Cuando iniciamos un recorrido por la gastronomía navideña, la zona de Antequera debe ser señalada como referencia absoluta. La producción del mantecado y otros dulces propios de Navidad ha convertido la Ciudad de los Dólmenes en un lugar básico para entender la cultura gastronómica de diciembre y enero.

Y es que la cultura repostera del mantecado está fuertemente extendida en el centro de Andalucía: Rute, Estepa y otras poblaciones fronterizas de las provincias de Córdoba, Málaga, Sevilla y Granada son muy destacadas por la producción de estos dulces, y Antequera es un bastión en ese sentido.

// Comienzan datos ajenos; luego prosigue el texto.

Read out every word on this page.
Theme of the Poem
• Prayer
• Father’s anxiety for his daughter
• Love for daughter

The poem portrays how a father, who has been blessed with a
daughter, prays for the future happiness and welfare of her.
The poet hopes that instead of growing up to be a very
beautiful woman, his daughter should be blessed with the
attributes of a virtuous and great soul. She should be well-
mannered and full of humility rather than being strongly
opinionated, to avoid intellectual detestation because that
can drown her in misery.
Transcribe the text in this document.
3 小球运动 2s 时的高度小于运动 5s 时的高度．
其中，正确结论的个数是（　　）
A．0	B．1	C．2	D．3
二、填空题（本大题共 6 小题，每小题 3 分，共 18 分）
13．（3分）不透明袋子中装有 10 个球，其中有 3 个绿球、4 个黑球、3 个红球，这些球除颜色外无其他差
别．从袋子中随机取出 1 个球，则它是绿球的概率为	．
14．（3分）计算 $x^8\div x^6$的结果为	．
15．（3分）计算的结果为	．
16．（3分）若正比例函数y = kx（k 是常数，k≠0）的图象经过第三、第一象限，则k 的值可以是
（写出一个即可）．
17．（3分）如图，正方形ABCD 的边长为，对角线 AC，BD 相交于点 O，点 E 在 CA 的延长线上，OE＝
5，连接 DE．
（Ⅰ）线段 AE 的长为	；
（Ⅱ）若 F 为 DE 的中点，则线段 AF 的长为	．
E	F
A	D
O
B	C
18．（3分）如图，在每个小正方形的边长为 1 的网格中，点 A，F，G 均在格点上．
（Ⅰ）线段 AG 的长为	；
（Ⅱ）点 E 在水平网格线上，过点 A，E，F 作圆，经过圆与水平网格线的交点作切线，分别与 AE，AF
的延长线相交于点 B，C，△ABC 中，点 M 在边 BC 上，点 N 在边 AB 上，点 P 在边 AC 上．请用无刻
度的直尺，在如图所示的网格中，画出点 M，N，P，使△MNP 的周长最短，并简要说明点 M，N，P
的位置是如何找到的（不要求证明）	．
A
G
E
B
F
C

En Antequera, además de las propias empresas mantecaderas, que generan una importante carga de empleo desde el final del verano, se encuentran los conventos religiosos que, con lo recaudado a causa de la alta demanda de sus tradicionales recetas, logran sobrevivir durante unos cuantos meses.

Dentro de los dulces propios de la Navidad en la Costa del Sol ocupa un lugar fundamental el borrachuelo. Se le llama así porque la masa, hecha de harina y frita en aceite, viene aderezada –o emborrachada- por aguardiente y vino. En la provincia de Málaga se tienden a rellenar con dulce de batata o cabello de ángel y se presentan bañados en miel o en azúcar.

El rosco de vino es otra de las estrellas gastronómicas de la provincia. Nobleza obliga, a tenor de los caldos que posee la Costa del Sol para preparar estos manjares. El rosco, en el que el vino dulce de Málaga ocupa un papel especialmente relevante, es una de las recetas más extendidas y, por ello, tiene múltiples variantes de acuerdo con la zona de producción.

Y para mojar todo ello, el anís, por ejemplo; uno de los más afamados a nivel nacional, el de Ojén. Con orígenes en el siglo XIX este aguardiente de alta graduación ha sido citado por Cela y pintado por Picasso, por lo que se ha convertido en un instrumento de difusión de la cultura gastronómica de la provincia de Málaga, además de internacionalizar el nombre del pueblo de interior que colinda con Marbella.